The Thorne Moor Medical Practice – which has a 100% QOF achievement score, and is situated in a ‘relatively leafy, affluent’ part of Doncaster, South Yorkshire – has had to take the step as a result of a recruitment crisis, which the LMC says is affecting one in ten practices in the region.

Elsewhere, one council is funding homebuilders to reduce the cost of houses for GPs in an attempt to attract practitioners to the area.

This comes at a time that the GPC has warned the gaps in general practice recruitment has reached ‘crisis point’.

Dr Joe Firth, partner at Thorne Moor Medical Practice, said he had struggled to get any quality applicants over the past year and potential candidates were unwilling to commit to the job.

He said: ‘Over the last three months we have been one GP down, struggling along, so we put out this advert. The main thing about this “golden hello” is to try and encourage people to actually commit to staying.’

‘Because we are a reasonably good practice we tend to get at least one or two applications, so we could at least fill a post, but most are not bothered about staying or committing, they just go. So what we are aiming at is that over the course of three years there would be a £20,000 bonus on top of their salary.’

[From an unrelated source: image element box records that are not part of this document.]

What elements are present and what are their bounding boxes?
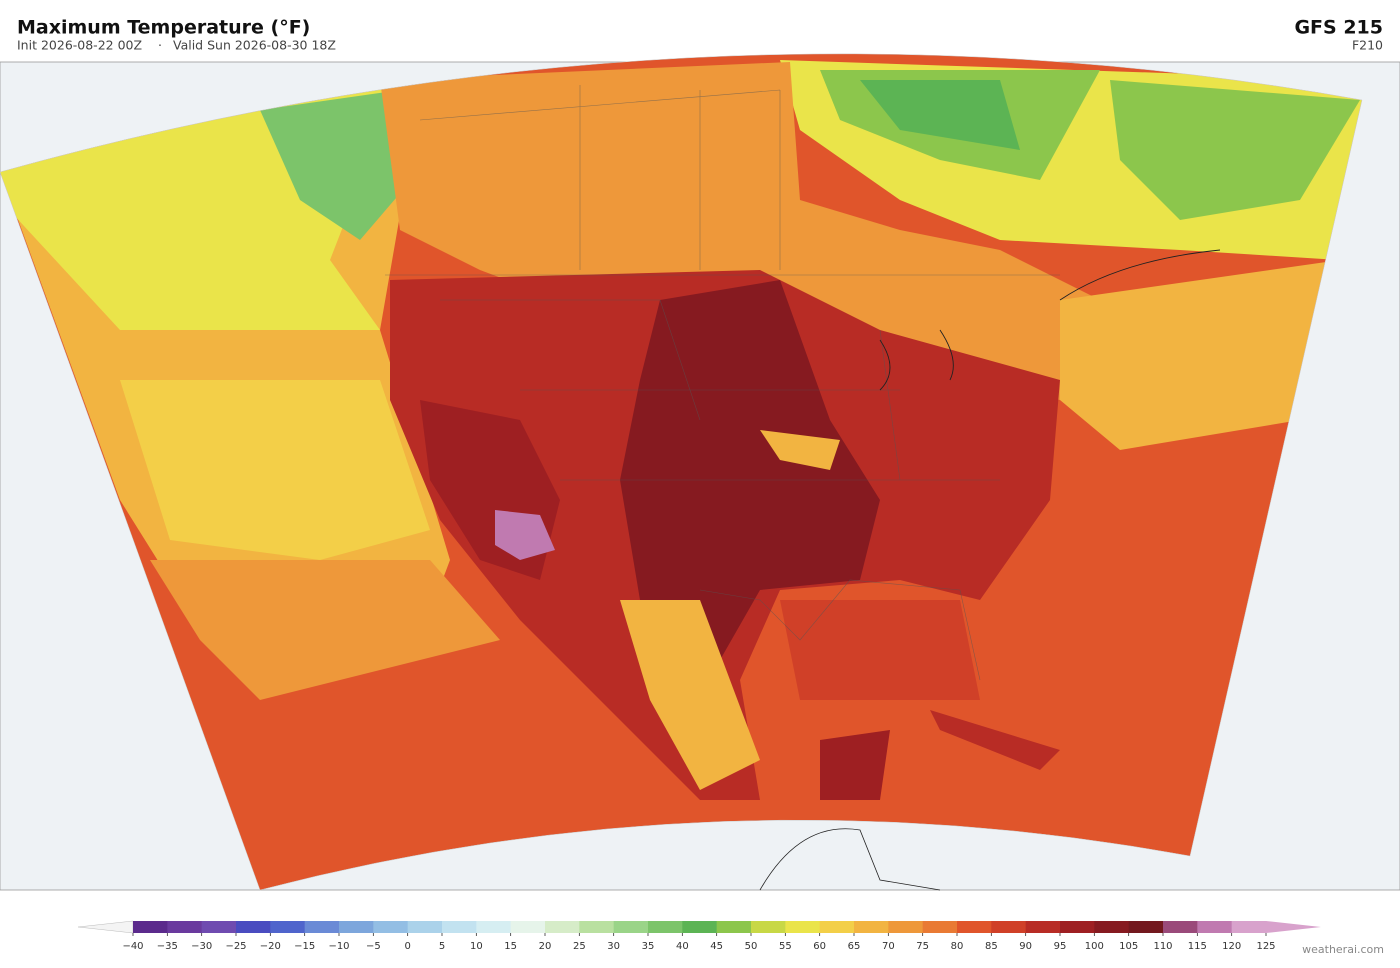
central-america-coast: [759, 828, 941, 891]
colorbar-bin: [510, 921, 546, 933]
colorbar-tick-label: 15: [504, 941, 517, 952]
init-time: Init 2026-08-22 00Z: [17, 38, 142, 53]
colorbar-tick-label: −15: [294, 941, 315, 952]
domain-edge: [0, 53, 1363, 891]
colorbar-tick-label: 40: [676, 941, 689, 952]
colorbar-tick-label: −25: [225, 941, 246, 952]
colorbar-bin: [339, 921, 374, 933]
colorbar-bin: [1060, 921, 1095, 933]
colorbar-tick-label: 10: [470, 941, 483, 952]
title: Maximum Temperature (°F): [17, 17, 310, 39]
colorbar-bin: [1197, 921, 1233, 933]
colorbar-bin: [201, 921, 237, 933]
colorbar-tick-label: 95: [1054, 941, 1067, 952]
colorbar-tick-label: 80: [951, 941, 964, 952]
colorbar-tick-label: 60: [813, 941, 826, 952]
temperature-field: [0, 53, 1362, 891]
colorbar-bin: [716, 921, 752, 933]
colorbar-bin: [545, 921, 580, 933]
colorbar-bin: [1094, 921, 1130, 933]
colorbar-tick-label: 100: [1085, 941, 1104, 952]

He said the recruitment problems come despite the practice being second in the country for patient satisfaction in last year’s survey, achieving 100% QOF scores and being situated in a relatively affluent, leafy area.

Doncaster LMC medical secretary Dr Dean Eggit said the recruitment problem had now deepened to the point where practices were forced to resurrect the practice of offering ‘golden hello’ payments to get GPs to join them, a practice which he understood to be dormant since the 1990s.

He said: ‘Four [out of 44] practices in Doncaster have had long term recruitment and retention problems.’

‘My last understanding of the “golden hello” was that it was used in the early 1990s, when there was exactly the problem that we are starting to get to now. Patient demands and expectations cannot be met, so there are long working hours et cetera. There are not enough doctors nationally.’

Meanwhile, a housing developer in Carlisle has offered GPs a discount on home-buying in a bid to attract them to the areas in which it is currently building.

In an offer open until March next year, Story Homes is offering a £1,000 discount for every £50,000 spent by GPs on its developments in four areas of the town, in a joint scheme with the local authority.

The company explained that it has made the offer because families buying homes in their developments will want to know they can see a nearby GP.

A spokesperson said: ‘We are an aspirational company building aspirational homes for families and through our sustainable activities we aim to make the communities in which we build great places to live.’

Earlier this year Welsh LMC representatives also warned GPs may have to pay to recruit, saying the problem needed ‘tackling here and now with short-term solutions, either funding golden handcuffs or handshakes’.

It comes as Pulse recently revealed that a 15% drop in GP training applications is set to further exacerbate recruitment crisis.